The interaction method according to claim 4, wherein the second message includes a response text for the indicated content; the method further comprises: displaying the response text on a display interface of the client, and/ Or, determine and play the audio file corresponding to the response text.

The interaction method according to any one of claim 4 to 6, wherein the response animation of the interactive object is played in the display interface of the client based on the second message that the server responds to the first message, The method includes: adjusting the virtual model parameters of the interactive object based on the driving data; using a rendering engine to generate a response animation of the interactive object based on the adjusted virtual model parameters, and displaying it on the display interface of the client; wherein , the drive data also includes at least A target text matching control parameter for the set action of the interactive object.

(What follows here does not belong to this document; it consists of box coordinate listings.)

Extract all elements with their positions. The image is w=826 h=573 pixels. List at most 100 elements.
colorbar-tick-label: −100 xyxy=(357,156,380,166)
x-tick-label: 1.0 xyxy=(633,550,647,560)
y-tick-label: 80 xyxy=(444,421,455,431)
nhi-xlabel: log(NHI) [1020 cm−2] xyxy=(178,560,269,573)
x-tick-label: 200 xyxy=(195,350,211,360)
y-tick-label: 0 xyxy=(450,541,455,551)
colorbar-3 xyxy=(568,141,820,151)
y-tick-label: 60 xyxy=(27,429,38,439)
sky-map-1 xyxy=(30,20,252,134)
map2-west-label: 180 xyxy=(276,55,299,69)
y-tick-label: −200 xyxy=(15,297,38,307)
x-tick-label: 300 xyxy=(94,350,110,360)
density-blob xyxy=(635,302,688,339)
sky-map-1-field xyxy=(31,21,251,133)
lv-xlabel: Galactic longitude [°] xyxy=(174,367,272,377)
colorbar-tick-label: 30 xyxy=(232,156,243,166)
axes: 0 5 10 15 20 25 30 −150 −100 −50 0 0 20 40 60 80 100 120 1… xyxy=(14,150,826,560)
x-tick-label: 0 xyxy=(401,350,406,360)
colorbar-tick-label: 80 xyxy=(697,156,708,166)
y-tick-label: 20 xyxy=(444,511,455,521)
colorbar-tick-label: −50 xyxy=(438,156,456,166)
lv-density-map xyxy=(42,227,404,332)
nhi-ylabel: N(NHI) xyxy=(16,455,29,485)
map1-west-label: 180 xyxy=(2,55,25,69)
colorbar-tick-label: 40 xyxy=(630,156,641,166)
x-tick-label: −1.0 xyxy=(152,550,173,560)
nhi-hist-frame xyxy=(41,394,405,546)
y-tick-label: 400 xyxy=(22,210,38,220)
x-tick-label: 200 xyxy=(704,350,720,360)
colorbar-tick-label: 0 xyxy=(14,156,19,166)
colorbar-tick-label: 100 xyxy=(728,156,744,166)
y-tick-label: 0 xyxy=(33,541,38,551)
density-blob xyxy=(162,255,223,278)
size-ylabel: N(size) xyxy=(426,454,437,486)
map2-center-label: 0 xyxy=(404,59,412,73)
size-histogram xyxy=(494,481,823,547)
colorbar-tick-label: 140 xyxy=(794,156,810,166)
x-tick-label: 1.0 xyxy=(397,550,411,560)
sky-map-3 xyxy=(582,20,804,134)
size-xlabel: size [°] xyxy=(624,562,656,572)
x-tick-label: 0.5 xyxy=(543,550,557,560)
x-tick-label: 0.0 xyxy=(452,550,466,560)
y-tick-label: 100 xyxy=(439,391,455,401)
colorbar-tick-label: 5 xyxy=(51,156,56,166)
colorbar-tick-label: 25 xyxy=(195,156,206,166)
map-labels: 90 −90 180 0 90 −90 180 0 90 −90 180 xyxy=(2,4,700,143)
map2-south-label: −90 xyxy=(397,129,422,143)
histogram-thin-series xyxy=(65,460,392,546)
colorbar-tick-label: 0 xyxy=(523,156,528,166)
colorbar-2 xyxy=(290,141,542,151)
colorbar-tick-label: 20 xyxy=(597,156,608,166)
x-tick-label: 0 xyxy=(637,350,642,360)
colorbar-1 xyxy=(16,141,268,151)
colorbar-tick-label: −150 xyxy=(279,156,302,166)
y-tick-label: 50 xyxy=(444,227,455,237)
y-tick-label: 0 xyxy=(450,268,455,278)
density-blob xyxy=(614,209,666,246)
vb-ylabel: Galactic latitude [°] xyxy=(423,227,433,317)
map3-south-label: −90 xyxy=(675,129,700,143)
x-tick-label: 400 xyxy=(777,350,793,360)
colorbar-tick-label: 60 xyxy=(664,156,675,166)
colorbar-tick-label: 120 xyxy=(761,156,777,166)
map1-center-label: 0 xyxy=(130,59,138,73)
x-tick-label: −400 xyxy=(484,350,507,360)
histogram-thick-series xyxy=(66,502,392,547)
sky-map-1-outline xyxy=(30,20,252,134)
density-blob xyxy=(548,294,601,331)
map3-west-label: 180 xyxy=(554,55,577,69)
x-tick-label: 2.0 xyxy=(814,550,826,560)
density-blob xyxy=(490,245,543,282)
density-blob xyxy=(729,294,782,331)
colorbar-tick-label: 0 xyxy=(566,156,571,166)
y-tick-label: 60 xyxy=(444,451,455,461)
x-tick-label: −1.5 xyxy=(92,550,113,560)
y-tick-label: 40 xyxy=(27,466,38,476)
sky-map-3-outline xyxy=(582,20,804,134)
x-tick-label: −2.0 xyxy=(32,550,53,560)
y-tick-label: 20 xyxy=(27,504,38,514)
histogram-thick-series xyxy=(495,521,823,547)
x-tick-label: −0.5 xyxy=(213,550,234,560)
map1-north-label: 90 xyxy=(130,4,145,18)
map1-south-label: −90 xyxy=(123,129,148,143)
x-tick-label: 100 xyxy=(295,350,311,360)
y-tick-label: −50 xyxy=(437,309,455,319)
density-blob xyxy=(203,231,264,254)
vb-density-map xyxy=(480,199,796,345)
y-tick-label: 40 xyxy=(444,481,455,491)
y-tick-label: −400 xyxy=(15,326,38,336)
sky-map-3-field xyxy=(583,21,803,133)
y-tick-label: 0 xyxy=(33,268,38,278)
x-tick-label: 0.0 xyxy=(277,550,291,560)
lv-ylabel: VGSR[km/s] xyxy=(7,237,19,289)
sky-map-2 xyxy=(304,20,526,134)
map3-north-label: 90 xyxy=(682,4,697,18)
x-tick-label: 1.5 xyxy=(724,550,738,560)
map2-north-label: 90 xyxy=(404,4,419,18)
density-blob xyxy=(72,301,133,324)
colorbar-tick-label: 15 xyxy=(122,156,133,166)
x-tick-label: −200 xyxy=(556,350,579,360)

The interactive method according to claim 4, wherein the user's input operation includes: the user follows the limb operation picture displayed in the display interface to make a corresponding human gesture; input operation, the method further includes: acquiring a user behavior image including the human body posture; recognizing the human body posture information in the user behavior image; based on the human body posture information, driving the display interface to display The interactive object responds.

The interaction method according to claim 8, wherein driving the interactive object displayed on the display interface to respond based on the human body posture information comprises: determining the human body posture information and the human body in the limb operation screen The matching degree of the gesture; based on the matching degree, the interactive object displayed on the display interface is driven to respond.

The interaction method according to claim 9, wherein the driving the interactive object to respond based on the matching degree comprises: instructing the interaction displayed on the display interface when the matching degree reaches a set condition The object makes a first response, wherein the first response includes displaying qualified body movements and/or voice prompts; and displaying the next body operation screen; in the case that the matching degree does not meet the set condition, indicating the The interactive object displayed on the display interface makes a second response, wherein the second response includes a display gesture Unqualified body movements and/or voice prompts; and keeping the current body operation screen displayed.

An electronic device, the device includes a memory and a processor, the memory is used to store computer instructions executable on the processor, and the processor is used to implement request items 1 to 1 when executing the computer instructions The interaction method according to any one of 3, or the processor is configured to implement the interaction method according to any one of request items 4 to 10 when executing the computer instructions.

A computer-readable storage medium on which a computer program is stored, and when the computer program is executed by a processor, realizes the interactive method described in any one of claim 1 to 3, or when the computer program is executed by the processor. Implement the interaction method described in any one of claim items 4 to 10.